Monday, June 4, 2012

The Lessons of Culture: Roger Kimball

Well worth the read. 

So many great nuggets in here-what a great essay.

"Many illusions were challenged on September 11. One illusion concerns the fantasies of academic multiculturalists, so-called. I say “so-called” because what goes under the name of multiculturalism in our colleges and universities today is really a polysyllabic form of mono-culturalism fueled by ideological hatred."

"Genuine multiculturalism involves a great deal of work, beginning, say, with the arduous task of learning other languages, something most of those who call themselves multiculturalists are conspicuously loath to do."

And this observation:

"The hollowness of the left-liberal wisdom about the war brings me to another illusion that was challenged by the events of 9/11. I mean the illusion that the world is basically a benevolent, freedom-loving place, and that if only other people had enough education, safe sex, and access to National Public Radio, they would become pacific celebrants of democracy and tolerance.
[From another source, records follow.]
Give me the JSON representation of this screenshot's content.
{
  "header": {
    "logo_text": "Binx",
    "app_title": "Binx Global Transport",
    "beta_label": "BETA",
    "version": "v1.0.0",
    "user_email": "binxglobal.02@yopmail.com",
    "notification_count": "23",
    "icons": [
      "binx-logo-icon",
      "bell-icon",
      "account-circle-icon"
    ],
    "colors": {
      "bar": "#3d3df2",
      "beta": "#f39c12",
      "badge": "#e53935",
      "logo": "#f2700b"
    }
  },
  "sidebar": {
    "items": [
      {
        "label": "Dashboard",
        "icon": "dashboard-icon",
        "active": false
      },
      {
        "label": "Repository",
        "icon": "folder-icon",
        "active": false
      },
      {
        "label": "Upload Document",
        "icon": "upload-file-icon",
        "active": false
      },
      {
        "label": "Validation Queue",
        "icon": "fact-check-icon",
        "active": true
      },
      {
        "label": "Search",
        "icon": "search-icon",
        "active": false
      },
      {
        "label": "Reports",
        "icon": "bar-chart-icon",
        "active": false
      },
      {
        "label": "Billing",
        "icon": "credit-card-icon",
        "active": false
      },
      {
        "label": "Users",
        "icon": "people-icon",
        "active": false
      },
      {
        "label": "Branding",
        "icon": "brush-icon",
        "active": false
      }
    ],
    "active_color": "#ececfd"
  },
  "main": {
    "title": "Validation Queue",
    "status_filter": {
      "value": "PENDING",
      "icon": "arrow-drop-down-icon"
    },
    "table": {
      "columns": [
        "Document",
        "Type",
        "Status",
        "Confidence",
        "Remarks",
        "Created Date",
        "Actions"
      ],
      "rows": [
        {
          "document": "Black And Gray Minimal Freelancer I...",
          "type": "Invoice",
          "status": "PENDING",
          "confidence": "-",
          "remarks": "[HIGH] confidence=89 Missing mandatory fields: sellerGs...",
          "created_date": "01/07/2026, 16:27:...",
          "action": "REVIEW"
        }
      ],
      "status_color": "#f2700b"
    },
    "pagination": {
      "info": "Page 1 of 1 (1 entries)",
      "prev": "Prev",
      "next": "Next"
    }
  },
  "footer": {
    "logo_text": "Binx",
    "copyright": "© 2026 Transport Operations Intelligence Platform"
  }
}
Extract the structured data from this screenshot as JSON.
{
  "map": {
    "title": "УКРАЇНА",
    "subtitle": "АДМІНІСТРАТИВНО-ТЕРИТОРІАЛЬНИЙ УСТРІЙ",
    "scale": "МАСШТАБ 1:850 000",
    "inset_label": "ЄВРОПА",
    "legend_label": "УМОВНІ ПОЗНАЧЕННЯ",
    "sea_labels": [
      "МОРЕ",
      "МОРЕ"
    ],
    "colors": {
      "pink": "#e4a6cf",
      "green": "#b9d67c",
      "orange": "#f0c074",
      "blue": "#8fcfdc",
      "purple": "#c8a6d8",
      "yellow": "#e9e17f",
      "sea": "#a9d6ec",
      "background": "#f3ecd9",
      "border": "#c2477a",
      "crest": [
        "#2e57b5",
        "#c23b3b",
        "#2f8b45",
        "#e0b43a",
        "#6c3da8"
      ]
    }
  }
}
This is the temptation of utopia—Greek for “nowhere”—and it must be acknowledged that America’s fortunate geographical position in the world has long encouraged certain versions of this temptation."

Righteous, particularly on utopia:

"This favorite liberal pastime has not been abandoned, but it looks increasingly rancid. As the commentator Jonathan Rauch wittily put it shortly after the terrorist attacks, the cause of terrorism is terrorists. September 11 reminded us that with power comes responsibility. Power without resolution is perceived as weakness, and weakness is always dangerously provocative. In the aftermath of September 11, we in the West were often cautioned against exciting Islamic rage. My own feeling is that it is salutary for our allies and our enemies alike to understand that American rage, too, is an unpleasant thing."